Frequently asked questions
- What is a long put on TYO?
- A long put on TYO is the long put strategy applied to TYO (etf). The strategy is structurally bearish: A long put buys downside exposure with a fixed maximum loss equal to the premium paid; profit accrues if the underlying closes below the strike minus premium at expiration. With TYO etf trading near $14.45, the strikes shown on this page are snapped to the nearest listed TYO chain strike and the premiums come straight from the end-of-day bid/ask midpoint.
- How are TYO long put max profit and max loss calculated?
- Max profit equals the strike minus premium times 100 (reached at zero); max loss equals the premium times 100. Breakeven is strike minus premium. For the TYO long put priced from the end-of-day chain at a 30-day expiry (ATM IV 20.10%), the computed maximum profit is unbounded per contract and the computed maximum loss is unbounded per contract. Live intraday quotes will differ as the chain moves through the trading session.
- What is the breakeven for a TYO long put?
- The breakeven for the TYO long put priced on this page is no defined breakeven on the modeled curve at expiration, derived from end-of-day chain premiums. Breakeven is the underlying price at which the strategy's P&L crosses zero ignoring transaction costs and assignment risk. The current TYO market-implied 1-standard-deviation expected move is approximately 5.76%; if the move sits well outside the breakeven distance, the structure's risk-reward becomes correspondingly tighter.

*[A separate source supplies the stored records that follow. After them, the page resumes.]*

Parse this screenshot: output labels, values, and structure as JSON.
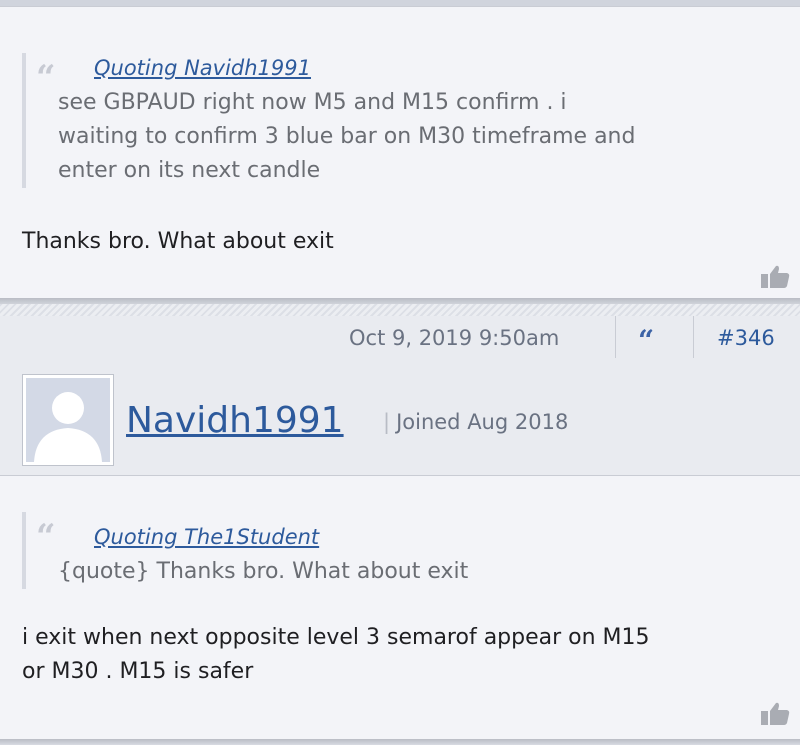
{
  "post1": {
    "quote": {
      "author": "Quoting Navidh1991",
      "lines": [
        "see GBPAUD right now M5 and M15 confirm . i",
        "waiting to confirm 3 blue bar on M30 timeframe and",
        "enter on its next candle"
      ]
    },
    "text": "Thanks bro. What about exit"
  },
  "post2": {
    "date": "Oct 9, 2019 9:50am",
    "number": "#346",
    "username": "Navidh1991",
    "joined_separator": "|",
    "joined": "Joined Aug 2018",
    "quote": {
      "author": "Quoting The1Student",
      "text": "{quote} Thanks bro. What about exit"
    },
    "text_lines": [
      "i exit when next opposite level 3 semarof appear on M15",
      "or M30 . M15 is safer"
    ]
  },
  "icons": {
    "quote_mark": "“",
    "like": "thumbs-up-icon",
    "avatar": "default-avatar-icon"
  },
  "colors": {
    "link": "#2d5a9c",
    "quote_text": "#6a6d73",
    "meta_text": "#6a7282"
  }
}
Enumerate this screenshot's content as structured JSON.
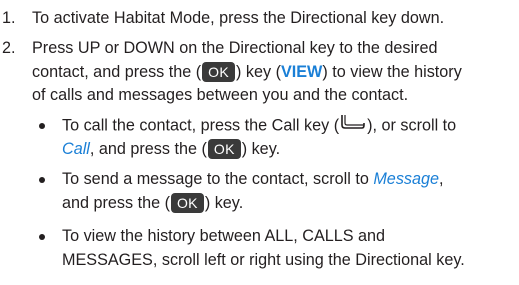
{
  "steps": [
    {
      "number": "1.",
      "text": "To activate Habitat Mode, press the Directional key down."
    },
    {
      "number": "2.",
      "line1": "Press UP or DOWN on the Directional key to the desired",
      "line2_pre": "contact, and press the (",
      "line2_key": "OK",
      "line2_mid": ") key (",
      "line2_link": "VIEW",
      "line2_post": ") to view the history",
      "line3": "of calls and messages between you and the contact."
    }
  ],
  "bullets": [
    {
      "line1_pre": "To call the contact, press the Call key (",
      "line1_icon": "call-key-icon",
      "line1_post": "), or scroll to",
      "line2_link": "Call",
      "line2_pre": ", and press the (",
      "line2_key": "OK",
      "line2_post": ") key."
    },
    {
      "line1_pre": "To send a message to the contact, scroll to ",
      "line1_link": "Message",
      "line1_post": ",",
      "line2_pre": "and press the (",
      "line2_key": "OK",
      "line2_post": ") key."
    },
    {
      "line1": "To view the history between ALL, CALLS and",
      "line2": "MESSAGES, scroll left or right using the Directional key."
    }
  ],
  "colors": {
    "text": "#231f20",
    "link": "#1a7fd6",
    "key_bg": "#3a3a3a"
  }
}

- When should you consider a long put on TYO?
- Long puts on TYO hedge an existing long TYO etf position or express a bearish view with defined risk; position sizing typically scales the put notional to the underlying TYO exposure being hedged.
- How does current TYO implied volatility affect this long put?
- TYO ATM IV is at 20.10% with IV rank near 8.16%, which is on the low end of its 1-year range. Premium-buying structures (long call, long put, debit spreads) are relatively cheap in this regime; premium-selling structures collect less credit per unit risk.